Verification of the Method Used in Clinical Estimation of Alpha/beta Ratio, Using a Model Simulation Including Proliferation and Hypoxic Effects
J Jeong*, J O Deasy, Memorial Sloan Kettering Cancer Center, New York, NYSU-D-137-7 Sunday 2:05PM - 3:00PM Room: 137
Purpose: We hypothesize that the interplay between cell kill, proliferation, and hypoxia make the traditional interpretation of clinically-derived α/β ratios problematic. In this study, we simulate resulting α/β ratios given a recently developed tumor-response simulation model that includes the interplay between hypoxia and proliferation, as well as the resulting tumor reoxygenation during a course of radiotherapy.

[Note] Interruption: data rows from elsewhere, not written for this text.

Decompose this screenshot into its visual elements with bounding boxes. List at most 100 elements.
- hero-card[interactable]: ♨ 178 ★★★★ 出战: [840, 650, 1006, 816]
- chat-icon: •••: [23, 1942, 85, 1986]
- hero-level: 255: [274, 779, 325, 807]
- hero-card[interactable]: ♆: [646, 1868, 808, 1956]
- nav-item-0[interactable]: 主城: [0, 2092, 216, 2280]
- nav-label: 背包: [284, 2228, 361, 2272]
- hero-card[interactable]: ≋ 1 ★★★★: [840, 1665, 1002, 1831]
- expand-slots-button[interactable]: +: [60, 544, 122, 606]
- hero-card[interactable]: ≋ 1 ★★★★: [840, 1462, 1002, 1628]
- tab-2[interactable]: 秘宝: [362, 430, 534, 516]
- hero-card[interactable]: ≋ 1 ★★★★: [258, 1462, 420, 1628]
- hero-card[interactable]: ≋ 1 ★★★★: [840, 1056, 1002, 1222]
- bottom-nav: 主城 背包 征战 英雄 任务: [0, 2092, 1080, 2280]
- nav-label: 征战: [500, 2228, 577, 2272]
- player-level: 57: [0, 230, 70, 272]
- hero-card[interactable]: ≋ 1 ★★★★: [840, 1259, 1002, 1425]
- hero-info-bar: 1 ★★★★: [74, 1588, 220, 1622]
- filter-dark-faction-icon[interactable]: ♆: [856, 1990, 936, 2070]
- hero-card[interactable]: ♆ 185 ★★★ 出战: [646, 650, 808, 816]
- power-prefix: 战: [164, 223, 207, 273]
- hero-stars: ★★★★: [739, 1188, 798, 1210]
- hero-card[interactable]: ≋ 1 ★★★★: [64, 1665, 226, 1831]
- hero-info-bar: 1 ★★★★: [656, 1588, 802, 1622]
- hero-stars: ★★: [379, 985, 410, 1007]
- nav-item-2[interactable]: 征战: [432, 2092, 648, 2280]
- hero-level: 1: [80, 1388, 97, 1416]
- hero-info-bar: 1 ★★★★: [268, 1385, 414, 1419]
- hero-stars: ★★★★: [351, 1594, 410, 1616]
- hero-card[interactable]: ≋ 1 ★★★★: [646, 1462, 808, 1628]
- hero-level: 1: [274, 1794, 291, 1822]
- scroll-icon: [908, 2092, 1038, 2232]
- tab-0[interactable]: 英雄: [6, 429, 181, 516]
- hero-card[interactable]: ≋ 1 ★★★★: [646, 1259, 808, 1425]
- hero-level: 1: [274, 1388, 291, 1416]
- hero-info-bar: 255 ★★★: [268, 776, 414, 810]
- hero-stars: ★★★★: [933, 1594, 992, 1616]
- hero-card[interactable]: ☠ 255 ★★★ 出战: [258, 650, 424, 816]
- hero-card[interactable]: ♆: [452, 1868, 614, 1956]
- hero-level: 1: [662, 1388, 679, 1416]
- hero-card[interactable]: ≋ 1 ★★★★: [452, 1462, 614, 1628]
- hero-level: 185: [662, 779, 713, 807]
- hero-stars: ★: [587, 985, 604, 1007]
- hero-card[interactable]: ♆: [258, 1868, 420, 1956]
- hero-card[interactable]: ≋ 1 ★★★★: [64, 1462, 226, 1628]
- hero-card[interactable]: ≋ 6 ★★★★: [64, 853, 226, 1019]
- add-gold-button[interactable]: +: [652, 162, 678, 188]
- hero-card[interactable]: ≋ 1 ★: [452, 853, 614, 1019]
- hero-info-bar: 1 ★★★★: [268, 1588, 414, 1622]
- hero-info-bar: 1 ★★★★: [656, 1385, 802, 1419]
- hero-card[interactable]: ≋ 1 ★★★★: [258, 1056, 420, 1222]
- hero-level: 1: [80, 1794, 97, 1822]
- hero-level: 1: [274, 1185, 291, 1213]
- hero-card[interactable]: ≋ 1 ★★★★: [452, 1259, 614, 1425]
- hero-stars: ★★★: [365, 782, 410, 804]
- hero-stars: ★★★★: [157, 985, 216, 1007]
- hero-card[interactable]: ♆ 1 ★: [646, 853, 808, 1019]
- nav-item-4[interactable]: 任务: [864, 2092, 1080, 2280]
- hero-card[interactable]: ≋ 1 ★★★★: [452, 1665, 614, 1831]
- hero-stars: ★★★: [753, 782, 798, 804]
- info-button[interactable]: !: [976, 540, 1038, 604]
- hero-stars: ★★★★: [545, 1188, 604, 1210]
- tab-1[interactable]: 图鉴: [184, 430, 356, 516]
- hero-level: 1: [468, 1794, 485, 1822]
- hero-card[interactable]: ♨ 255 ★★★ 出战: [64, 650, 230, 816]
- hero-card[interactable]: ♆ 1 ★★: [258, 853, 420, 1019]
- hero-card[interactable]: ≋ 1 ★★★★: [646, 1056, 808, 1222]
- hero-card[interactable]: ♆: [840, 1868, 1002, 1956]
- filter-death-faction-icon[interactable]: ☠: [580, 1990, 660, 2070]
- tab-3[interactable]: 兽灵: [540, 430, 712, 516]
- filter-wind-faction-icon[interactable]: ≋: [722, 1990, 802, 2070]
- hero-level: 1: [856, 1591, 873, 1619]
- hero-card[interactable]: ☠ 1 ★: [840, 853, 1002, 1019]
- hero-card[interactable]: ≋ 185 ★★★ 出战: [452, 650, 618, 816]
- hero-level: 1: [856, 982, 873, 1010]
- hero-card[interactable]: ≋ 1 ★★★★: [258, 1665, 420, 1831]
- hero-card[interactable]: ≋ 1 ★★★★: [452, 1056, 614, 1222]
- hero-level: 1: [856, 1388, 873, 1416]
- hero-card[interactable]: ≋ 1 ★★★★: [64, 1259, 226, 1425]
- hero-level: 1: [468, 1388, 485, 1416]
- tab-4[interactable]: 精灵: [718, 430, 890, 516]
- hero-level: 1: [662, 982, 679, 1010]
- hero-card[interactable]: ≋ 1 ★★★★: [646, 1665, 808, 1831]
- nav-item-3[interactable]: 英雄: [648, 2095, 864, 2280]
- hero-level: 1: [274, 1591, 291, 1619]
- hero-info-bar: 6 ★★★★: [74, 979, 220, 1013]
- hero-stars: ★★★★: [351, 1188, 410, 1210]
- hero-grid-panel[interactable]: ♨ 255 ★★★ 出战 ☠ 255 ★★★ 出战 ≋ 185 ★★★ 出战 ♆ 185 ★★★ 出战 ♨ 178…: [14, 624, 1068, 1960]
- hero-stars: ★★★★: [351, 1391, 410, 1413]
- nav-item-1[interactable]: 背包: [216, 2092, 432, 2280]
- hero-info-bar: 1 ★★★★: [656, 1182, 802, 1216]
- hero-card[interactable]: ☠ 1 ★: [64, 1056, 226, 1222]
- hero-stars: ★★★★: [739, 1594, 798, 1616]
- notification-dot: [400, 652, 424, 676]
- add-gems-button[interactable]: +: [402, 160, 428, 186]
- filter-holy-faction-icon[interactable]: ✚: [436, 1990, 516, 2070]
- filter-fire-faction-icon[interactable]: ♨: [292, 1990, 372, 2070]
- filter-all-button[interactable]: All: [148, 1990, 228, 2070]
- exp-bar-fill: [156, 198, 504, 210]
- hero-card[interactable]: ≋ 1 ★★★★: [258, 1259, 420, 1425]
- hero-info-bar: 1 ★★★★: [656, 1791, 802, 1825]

Methods: Using a state-driven tumor response model, various typical fractionation schemes were simulated until the same level of tumor control probability was achieved (50%). Depending on the inclusion of effects, four different cases were evaluated: (1) neither proliferation nor hypoxia; (2) proliferation only; (3) hypoxia only; and (4) both proliferation and hypoxia. We judge the full model to be most realistic. The resulting α/β ratio was estimated based on the Withers isoeffect equation (as a negative slope of linear regression line in the plot of TD₅₀ vs. TD₅₀xd) and compared with the ratio in model input, α/β(model) (=6.63).
Results: Without any other effects (case 1), the model estimated an α/β ratio, α/β(est), that equals to the model assigned value. Including proliferation (case 2), smaller fractional doses become less effective due to increased repopulation, resulting in a reduced α/β(est). For case 3, including hypoxia only, longer schedules with smaller fraction sizes become more effective due to reoxygenation and resulted in unrealistic negative α/β(est). Interestingly, in case 4, the two effects, proliferation and hypoxia, approximately cancel each other and unmask the underlying cell-kill characteristics, resulting in an α/β(est) comparable to the model input value α/β(model).
Conclusion: Simulations show that the estimated α/β ratio is dependent on underlying radiobiological effects (including proliferation and hypoxia), and the resulting model estimation may not be an accurate reflection of cell-kill sensitivity alone, which implies the clinical estimation might be biased if other effects are not properly controlled.